Friday, December 31, 2004

le goût de la lettre C

A la place d’une petite madeleine trempée dans du thé, j’ai connu le canard. Chaque jeudi (le mercredi d’aujourd’hui), à la fin du repas offert par ma marraine, on m’offrait un sucre trempé dans du café. Je sentais que le canard était un grand moment. Signe de respectabilité, accès à un privilège d’adulte, mais aussi arôme venu de la torréfaction située rue des Halles, laquelle existe toujours à Tours.
Pourquoi d’autres goûts viennent de la lettre C, je ne saurais dire pourquoi. Le samedi, mon grand-père chargeait son « Aronde » de mille denrées alimentaires ou non avant de rentrer dans son hameau de « Mareuil ». Parmi celles-ci, il y avait les brioches achetées elles aussi dans une boutique qui existe toujours place de la gare, la présure pour faire de la caillebotte (tradition charentaise), des cacahuètes achetées à Pépino le célèbre nain posté devant la gare, et du cake.
Certains mangent les Petits Lu en commençant par les coins, parce qu’ils sont plus cuits, ou parce que ce sont les coins. J’étais de ceux qui savent patienter. Un jour, après avoir avalé la partie farinée de ma part de cake, je suçai avec soin le meilleur, les fruits (cerises, écorces confites, raisins de Corinthe), et les disposai religieusement au bord de mon assiette.
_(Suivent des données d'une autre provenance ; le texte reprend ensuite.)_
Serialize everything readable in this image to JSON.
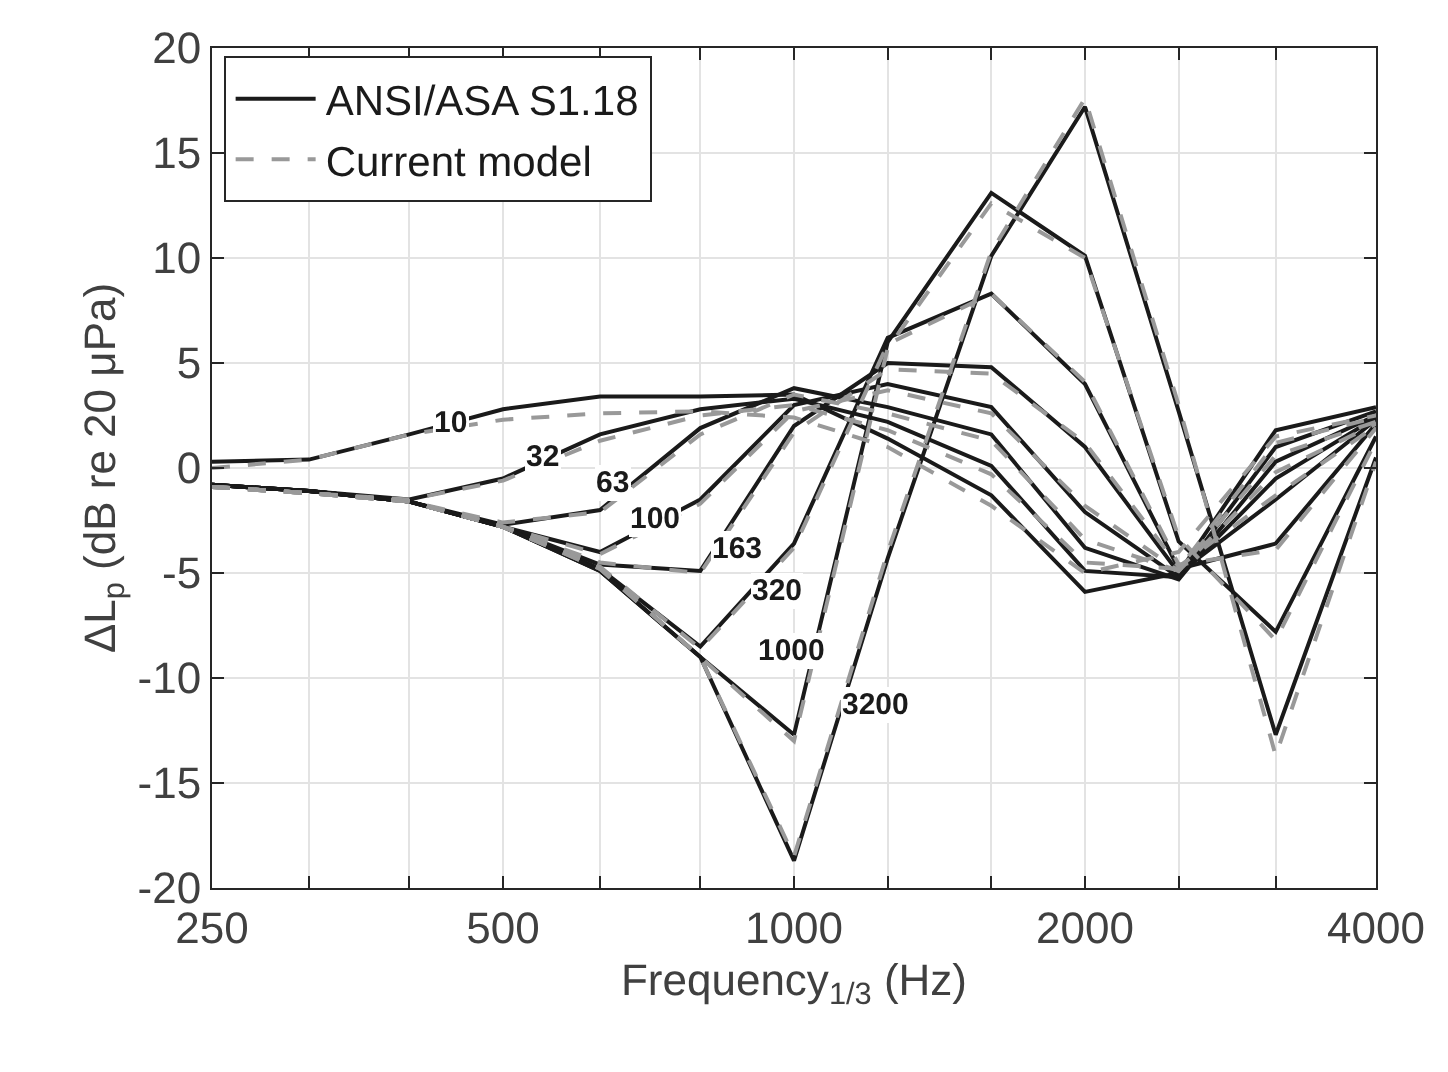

Au moment béni où l’absorption retardée de ceux-ci allait produire l’extase de mes papilles, ma grand-mère, croyant bien faire, prit mon assiette et jeta, ô névrose, les précieux fruits dans le caniveau.
Comme le canard, le mijet consiste à humidifier. De l’eau, du vin, du sucre, des petits morceaux de pain, c’est du mijet, la soupe d’été. Au-dessus de la table dressée en plein air le soir, hannetons et chauve-souris. La grand-mère paternelle de Mareuil était caillebotte et petits suisses (présentation inchangée cinquante ans après), ma mère était lait de ferme. Un week-end chez les grands-parents maternels dans le Loir-et-Cher se terminait invariablement par la traite chez le fermier Baro (prononcé Bario). On ramenait une laitière pleine de lait crémeux et un sac de blé « pour les poules » de ma marraine. C’était des poules citadines, donc difficiles. Elles avaient même droit à des coquilles d’huîtres pilées. Les œufs qu’elles pondaient auraient mérité d’entrer dans la composition d’omelettes faites par Balzac mais on les mangeait le plus souvent à la coque avec des mouillettes.